On those big Ireland days that finish with big Ireland wins, having family and friends nearby is what makes the celebrations so much sweeter. That was apparent, last year, when several of the Grand Slam-winning squad went on an extra day of celebrations, organising a mini-bus to pick up some of the players’ dads.

Asked who are the big characters from the players’ families, Porter laughs. Ernie Porter and Pat Kilcoyne, Dave’s father, are up there, but there are a few more that can give as good as they get.

“Oh jeez,” says Porter, “Hugo Keenan’s dad, PK, he’s a great character. Mark Ryan, James’ dad, he’s some man, as well. They’re usually the lads that lead the charge! Pete O’Mahony’s dad, as well. He’s very similar to Pete. He nearly looks like Pete’s twin, at this stage, the way Pete is ageing!

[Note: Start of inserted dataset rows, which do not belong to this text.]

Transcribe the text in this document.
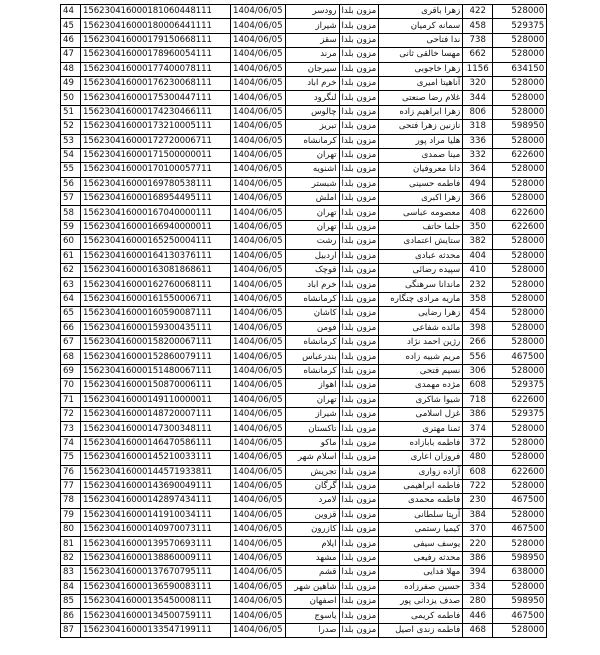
44	156230416000181060448111	1404/06/05	رودسر	مزون بلدا	زهرا باقری	422	528000
45	156230416000180006441111	1404/06/05	شیراز	مزون بلدا	سمانه کرمیان	458	529375
46	156230416000179150668111	1404/06/05	سقز	مزون بلدا	ندا فتاحی	738	528000
47	156230416000178960054111	1404/06/05	مرند	مزون بلدا	مهسا خالقی ثانی	662	528000
48	156230416000177400078111	1404/06/05	سیرجان	مزون بلدا	زهرا خاجوبی	1156	634150
49	156230416000176230068111	1404/06/05	خرم اباد	مزون بلدا	آناهیتا امیری	320	528000
50	156230416000175300447111	1404/06/05	لنگرود	مزون بلدا	غلام رضا صنعتی	344	528000
51	156230416000174230466111	1404/06/05	چالوس	مزون بلدا	زهرا ابراهیم زاده	806	528000
52	156230416000173210005111	1404/06/05	تبریز	مزون بلدا	نازنین زهرا فتحی	318	598950
53	156230416000172720006711	1404/06/05	کرمانشاه	مزون بلدا	هلیا مراد پور	336	528000
54	156230416000171500000011	1404/06/05	تهران	مزون بلدا	مینا صمدی	332	622600
55	156230416000170100057711	1404/06/05	اشنویه	مزون بلدا	دانا معروفیان	364	528000
56	156230416000169780538111	1404/06/05	شبستر	مزون بلدا	فاطمه حسینی	494	528000
57	156230416000168954495111	1404/06/05	املش	مزون بلدا	زهرا اکبری	366	528000
58	156230416000167040000111	1404/06/05	تهران	مزون بلدا	معصومه عباسی	408	622600
59	156230416000166940000011	1404/06/05	تهران	مزون بلدا	حلما حاتف	350	622600
60	156230416000165250004111	1404/06/05	رشت	مزون بلدا	ستایش اعتمادی	382	528000
61	156230416000164130376111	1404/06/05	اردبیل	مزون بلدا	محدثه عبادی	404	528000
62	156230416000163081868611	1404/06/05	قوچک	مزون بلدا	سپیده رضائی	410	528000
63	156230416000162760068111	1404/06/05	خرم اباد	مزون بلدا	ماندانا سرهنگی	232	528000
64	156230416000161550006711	1404/06/05	کرمانشاه	مزون بلدا	ماریه مرادی چنگاره	358	528000
65	156230416000160590087111	1404/06/05	کاشان	مزون بلدا	زهرا رضایی	454	528000
66	156230416000159300435111	1404/06/05	فومن	مزون بلدا	مائده شفاعی	398	528000
67	156230416000158200067111	1404/06/05	کرمانشاه	مزون بلدا	رژین احمد نژاد	266	528000
68	156230416000152860079111	1404/06/05	بندرعباس	مزون بلدا	مریم شبیه زاده	556	467500
69	156230416000151480067111	1404/06/05	کرمانشاه	مزون بلدا	نسیم فتحی	306	528000
70	156230416000150870006111	1404/06/05	اهواز	مزون بلدا	مژده مهمدی	608	529375
71	156230416000149110000011	1404/06/05	تهران	مزون بلدا	شیوا شاکری	718	622600
72	156230416000148720007111	1404/06/05	شیراز	مزون بلدا	غزل اسلامی	386	529375
73	156230416000147300348111	1404/06/05	تاکستان	مزون بلدا	ثمنا مهتری	374	528000
74	156230416000146470586111	1404/06/05	ماکو	مزون بلدا	فاطمه بابازاده	372	528000
75	156230416000145210033111	1404/06/05	اسلام شهر	مزون بلدا	فروزان اعاری	480	528000
76	156230416000144571933811	1404/06/05	تجریش	مزون بلدا	آزاده زواری	608	622600
77	156230416000143690049111	1404/06/05	گرگان	مزون بلدا	فاطمه ابراهیمی	722	528000
78	156230416000142897434111	1404/06/05	لامرد	مزون بلدا	فاطمه محمدی	230	467500
79	156230416000141910034111	1404/06/05	قزوین	مزون بلدا	آرپتا سلطانی	384	528000
80	156230416000140970073111	1404/06/05	کازرون	مزون بلدا	کیمیا رستمی	370	467500
81	156230416000139570693111	1404/06/05	ایلام	مزون بلدا	یوسف سیفی	220	528000
82	156230416000138860009111	1404/06/05	مشهد	مزون بلدا	محدثه رفیعی	386	598950
83	156230416000137670795111	1404/06/05	قشم	مزون بلدا	مهلا فدایی	394	638000
84	156230416000136590083111	1404/06/05	شاهین شهر	مزون بلدا	حسین صفرزاده	334	528000
85	156230416000135450008111	1404/06/05	اصفهان	مزون بلدا	صدف یزدانی پور	280	598950
86	156230416000134500759111	1404/06/05	یاسوج	مزون بلدا	فاطمه کریمی	446	467500
87	156230416000133547199111	1404/06/05	صدرا	مزون بلدا	فاطمه زندی اصیل	468	528000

“But it’s some crew. Even during the World Cup, it would be some craic, with all the dads and parents coming to watch their sons play these big games. It’s one big jolly-up, though, isn’t it?”

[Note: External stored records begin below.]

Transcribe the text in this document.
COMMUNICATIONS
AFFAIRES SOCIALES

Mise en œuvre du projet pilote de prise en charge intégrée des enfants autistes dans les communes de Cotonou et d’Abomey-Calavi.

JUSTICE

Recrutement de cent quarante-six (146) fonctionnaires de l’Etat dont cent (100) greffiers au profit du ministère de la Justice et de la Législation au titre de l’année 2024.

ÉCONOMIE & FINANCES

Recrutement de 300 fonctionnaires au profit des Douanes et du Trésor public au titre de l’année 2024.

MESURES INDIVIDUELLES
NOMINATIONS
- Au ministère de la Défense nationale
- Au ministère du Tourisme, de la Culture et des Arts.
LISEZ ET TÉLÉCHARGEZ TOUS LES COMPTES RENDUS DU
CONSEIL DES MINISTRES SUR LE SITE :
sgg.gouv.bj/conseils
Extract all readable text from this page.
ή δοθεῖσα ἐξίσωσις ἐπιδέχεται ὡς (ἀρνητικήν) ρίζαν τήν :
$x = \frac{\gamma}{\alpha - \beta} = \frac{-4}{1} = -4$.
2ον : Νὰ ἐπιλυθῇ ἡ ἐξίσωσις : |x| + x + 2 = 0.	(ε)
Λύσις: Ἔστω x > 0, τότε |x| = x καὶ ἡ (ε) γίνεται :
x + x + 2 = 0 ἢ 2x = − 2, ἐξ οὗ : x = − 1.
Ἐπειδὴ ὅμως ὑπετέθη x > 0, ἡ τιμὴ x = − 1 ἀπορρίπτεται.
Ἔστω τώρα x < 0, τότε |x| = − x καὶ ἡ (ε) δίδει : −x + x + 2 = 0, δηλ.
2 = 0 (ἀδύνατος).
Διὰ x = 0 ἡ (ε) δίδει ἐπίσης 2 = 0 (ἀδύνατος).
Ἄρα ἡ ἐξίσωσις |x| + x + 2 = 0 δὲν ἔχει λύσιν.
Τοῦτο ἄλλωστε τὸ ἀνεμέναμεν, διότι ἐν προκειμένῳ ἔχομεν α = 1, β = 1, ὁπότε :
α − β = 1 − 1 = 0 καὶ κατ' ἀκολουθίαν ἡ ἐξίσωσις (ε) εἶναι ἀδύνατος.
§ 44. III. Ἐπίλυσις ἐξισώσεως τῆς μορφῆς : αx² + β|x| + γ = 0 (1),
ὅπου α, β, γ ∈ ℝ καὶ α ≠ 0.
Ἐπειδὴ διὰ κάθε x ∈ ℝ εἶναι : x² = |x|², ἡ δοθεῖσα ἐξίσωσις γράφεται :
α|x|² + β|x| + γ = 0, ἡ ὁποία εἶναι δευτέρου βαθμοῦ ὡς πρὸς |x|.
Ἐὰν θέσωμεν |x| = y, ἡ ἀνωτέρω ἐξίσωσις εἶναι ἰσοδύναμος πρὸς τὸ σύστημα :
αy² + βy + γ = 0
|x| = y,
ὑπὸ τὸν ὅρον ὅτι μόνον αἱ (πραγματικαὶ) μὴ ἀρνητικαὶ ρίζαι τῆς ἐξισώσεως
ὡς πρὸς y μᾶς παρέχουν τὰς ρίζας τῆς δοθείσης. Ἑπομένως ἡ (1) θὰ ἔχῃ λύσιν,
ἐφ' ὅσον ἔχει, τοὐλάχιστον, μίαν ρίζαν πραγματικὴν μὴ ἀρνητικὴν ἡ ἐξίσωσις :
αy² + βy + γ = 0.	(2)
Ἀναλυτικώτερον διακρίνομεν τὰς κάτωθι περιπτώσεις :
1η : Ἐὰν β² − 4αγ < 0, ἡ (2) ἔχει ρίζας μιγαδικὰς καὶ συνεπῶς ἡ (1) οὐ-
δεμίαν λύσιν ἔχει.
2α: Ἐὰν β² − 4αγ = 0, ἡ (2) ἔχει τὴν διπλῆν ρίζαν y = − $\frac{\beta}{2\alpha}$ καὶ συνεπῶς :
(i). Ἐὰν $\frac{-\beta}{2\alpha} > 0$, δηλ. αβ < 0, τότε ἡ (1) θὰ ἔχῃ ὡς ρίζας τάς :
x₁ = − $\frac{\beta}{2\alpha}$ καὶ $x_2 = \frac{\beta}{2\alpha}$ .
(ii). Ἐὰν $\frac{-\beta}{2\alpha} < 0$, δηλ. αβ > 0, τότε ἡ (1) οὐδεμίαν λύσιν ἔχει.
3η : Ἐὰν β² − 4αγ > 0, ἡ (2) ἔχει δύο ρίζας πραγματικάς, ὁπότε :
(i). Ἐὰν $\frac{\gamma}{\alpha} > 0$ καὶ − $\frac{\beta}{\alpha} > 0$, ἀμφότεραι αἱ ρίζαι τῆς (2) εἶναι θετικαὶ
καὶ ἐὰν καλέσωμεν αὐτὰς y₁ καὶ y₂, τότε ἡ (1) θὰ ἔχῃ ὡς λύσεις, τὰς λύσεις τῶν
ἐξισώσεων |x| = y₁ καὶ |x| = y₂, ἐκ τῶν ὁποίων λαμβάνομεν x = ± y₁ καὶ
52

As we know, the latest World Cup quarter final stung so much, as it promised so much. Most signs leading up to that fateful game against New Zealand pointed towards an Irish victory. On the night, though, the All Blacks won the match by winning more of those clutch moments that tip the needle.

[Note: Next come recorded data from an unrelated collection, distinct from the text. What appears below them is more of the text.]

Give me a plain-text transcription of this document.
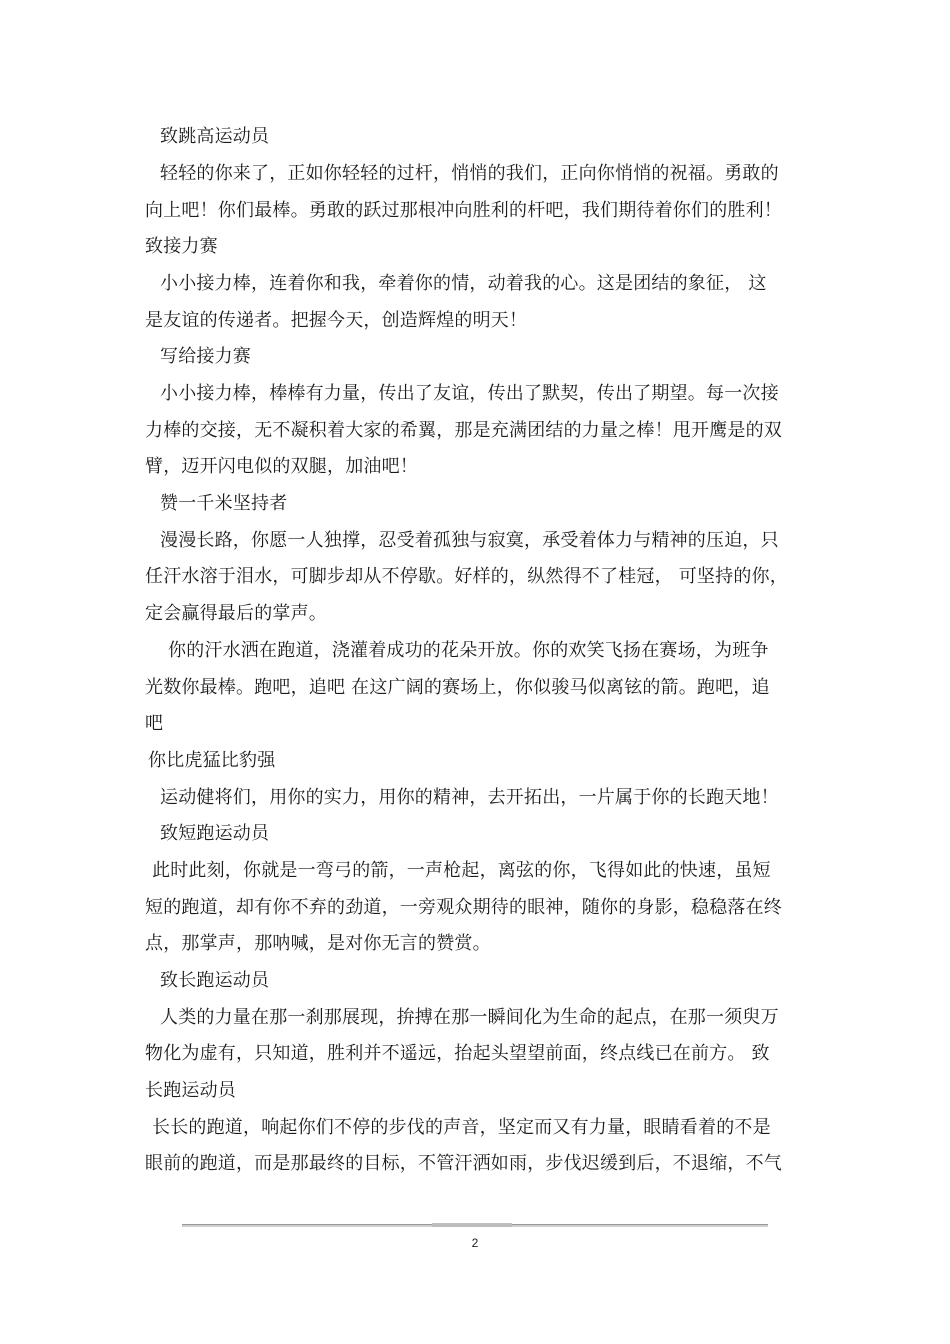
致跳高运动员
轻轻的你来了，正如你轻轻的过杆，悄悄的我们，正向你悄悄的祝福。勇敢的
向上吧！你们最棒。勇敢的跃过那根冲向胜利的杆吧，我们期待着你们的胜利！
致接力赛
小小接力棒，连着你和我，牵着你的情，动着我的心。这是团结的象征， 这
是友谊的传递者。把握今天，创造辉煌的明天！
写给接力赛
小小接力棒，棒棒有力量，传出了友谊，传出了默契，传出了期望。每一次接
力棒的交接，无不凝积着大家的希翼，那是充满团结的力量之棒！甩开鹰是的双
臂，迈开闪电似的双腿，加油吧！
赞一千米坚持者
漫漫长路，你愿一人独撑，忍受着孤独与寂寞，承受着体力与精神的压迫，只
任汗水溶于泪水，可脚步却从不停歇。好样的，纵然得不了桂冠， 可坚持的你，
定会赢得最后的掌声。
你的汗水洒在跑道，浇灌着成功的花朵开放。你的欢笑飞扬在赛场，为班争
光数你最棒。跑吧，追吧 在这广阔的赛场上，你似骏马似离铉的箭。跑吧，追
吧
你比虎猛比豹强
运动健将们，用你的实力，用你的精神，去开拓出，一片属于你的长跑天地！
致短跑运动员
此时此刻，你就是一弯弓的箭，一声枪起，离弦的你，飞得如此的快速，虽短
短的跑道，却有你不弃的劲道，一旁观众期待的眼神，随你的身影，稳稳落在终
点，那掌声，那呐喊，是对你无言的赞赏。
致长跑运动员
人类的力量在那一刹那展现，拚搏在那一瞬间化为生命的起点，在那一须臾万
物化为虚有，只知道，胜利并不遥远，抬起头望望前面，终点线已在前方。 致
长跑运动员
长长的跑道，响起你们不停的步伐的声音，坚定而又有力量，眼睛看着的不是
眼前的跑道，而是那最终的目标，不管汗洒如雨，步伐迟缓到后，不退缩，不气
2
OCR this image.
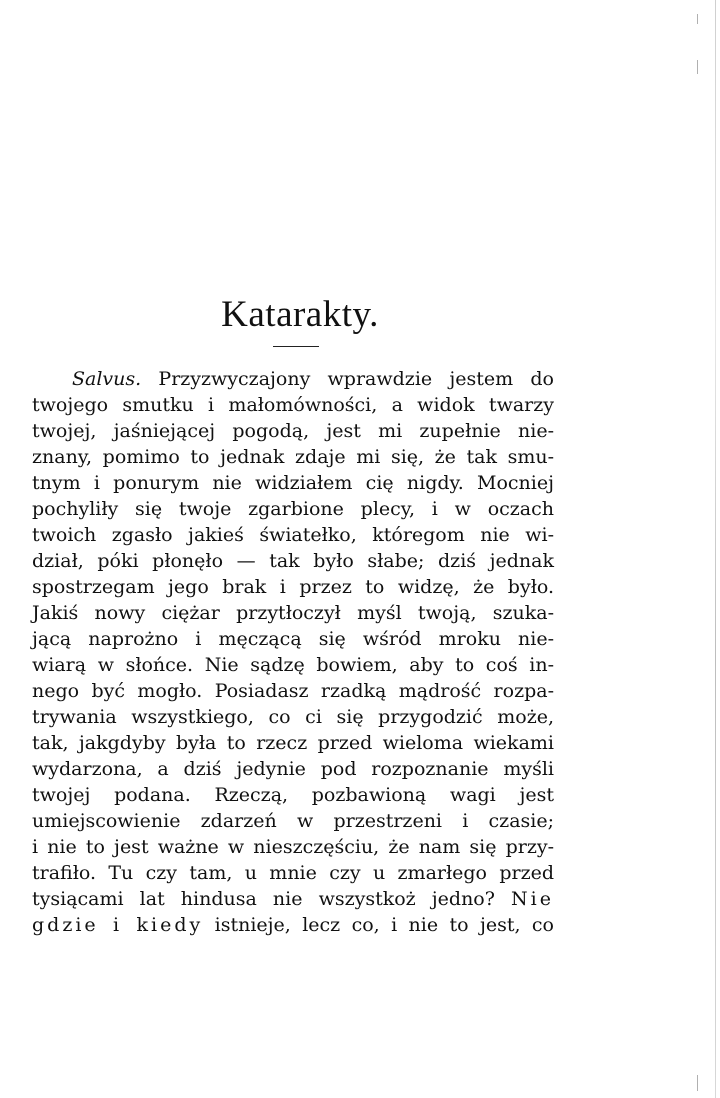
Katarakty.
Salvus. Przyzwyczajony wprawdzie jestem do
twojego smutku i małomówności, a widok twarzy
twojej, jaśniejącej pogodą, jest mi zupełnie nie-
znany, pomimo to jednak zdaje mi się, że tak smu-
tnym i ponurym nie widziałem cię nigdy. Mocniej
pochyliły się twoje zgarbione plecy, i w oczach
twoich zgasło jakieś światełko, któregom nie wi-
dział, póki płonęło — tak było słabe; dziś jednak
spostrzegam jego brak i przez to widzę, że było.
Jakiś nowy ciężar przytłoczył myśl twoją, szuka-
jącą naprożno i męczącą się wśród mroku nie-
wiarą w słońce. Nie sądzę bowiem, aby to coś in-
nego być mogło. Posiadasz rzadką mądrość rozpa-
trywania wszystkiego, co ci się przygodzić może,
tak, jakgdyby była to rzecz przed wieloma wiekami
wydarzona, a dziś jedynie pod rozpoznanie myśli
twojej podana. Rzeczą, pozbawioną wagi jest
umiejscowienie zdarzeń w przestrzeni i czasie;
i nie to jest ważne w nieszczęściu, że nam się przy-
trafiło. Tu czy tam, u mnie czy u zmarłego przed
tysiącami lat hindusa nie wszystkoż jedno? Nie
gdzie i kiedy istnieje, lecz co, i nie to jest, co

Porter had a tough night in the scrum, giving away some costly penalties. He admitted, a few weeks after the tournament, on The Rugby Pod that he had some sleepless nights. There was a form of validation, thanks to the fellow props union on social media, as the likes of Mike Ross, Alex Corbisiero and BJ Botha explained how Porter had been harshly pinged on a couple of those penalties.

Porter did not see any of that, though.

“I got rid of Twitter after the World Cup to be fair, or X. I got rid of it, pretty much. I went off social media for a bit. I just needed to clear my head and not have anything to do with rugby for a while.

“It’s always good to have lads who actually know what they are talking about fighting your corner, though. Like like Ross or Corbisiero, they know exactly all about the trials and tribulations of being a prop. The dark arts of the scrum. It’s always good to hear there are legends fighting your corner.”

Porter is grateful for his ‘incredible family and friends’ for helping him deal with that World Cup anguish and, at his own pace, move on. He recalls:

“It was literally like, someone died. It was like some huge tragedy.

“I know, looking back at it, it’s only a game but, at the time it was just like… it’s so hard to put the words to exactly how I felt after. It was nearly worse, the week directly after. You were coming from this supportive environment, where everyone was pulling together, then you’re just basically back home and you’re like, ‘OK, what do I do now? I don’t know what to do’.”

Porter was like so many of us that have bought into this Ireland team over the past few years. From stung to numb, then regaining that sense of, “What next?’ and having big games and moments excite us again. As Andy Farrell stated, “The journey continues.”

More people will recognise Andrew Porter on this leg of the journey. His openness and honesty in front of those Netflix cameras has already won him waves of new fans, and people watching out for him.

For the guy that has had his life transformed, even for a few months, by Netflix, he was almost oblivious to it all.

“I can’t even remember exactly who was, and who wasn’t, interviewed for it. I can’t even remember who else was followed by the cameras. I nearly forgot about this whole documentary until recently. Someone sent me on the trailer and I was like, ‘Oh yeah, that’s going ahead. I must have got the green light!’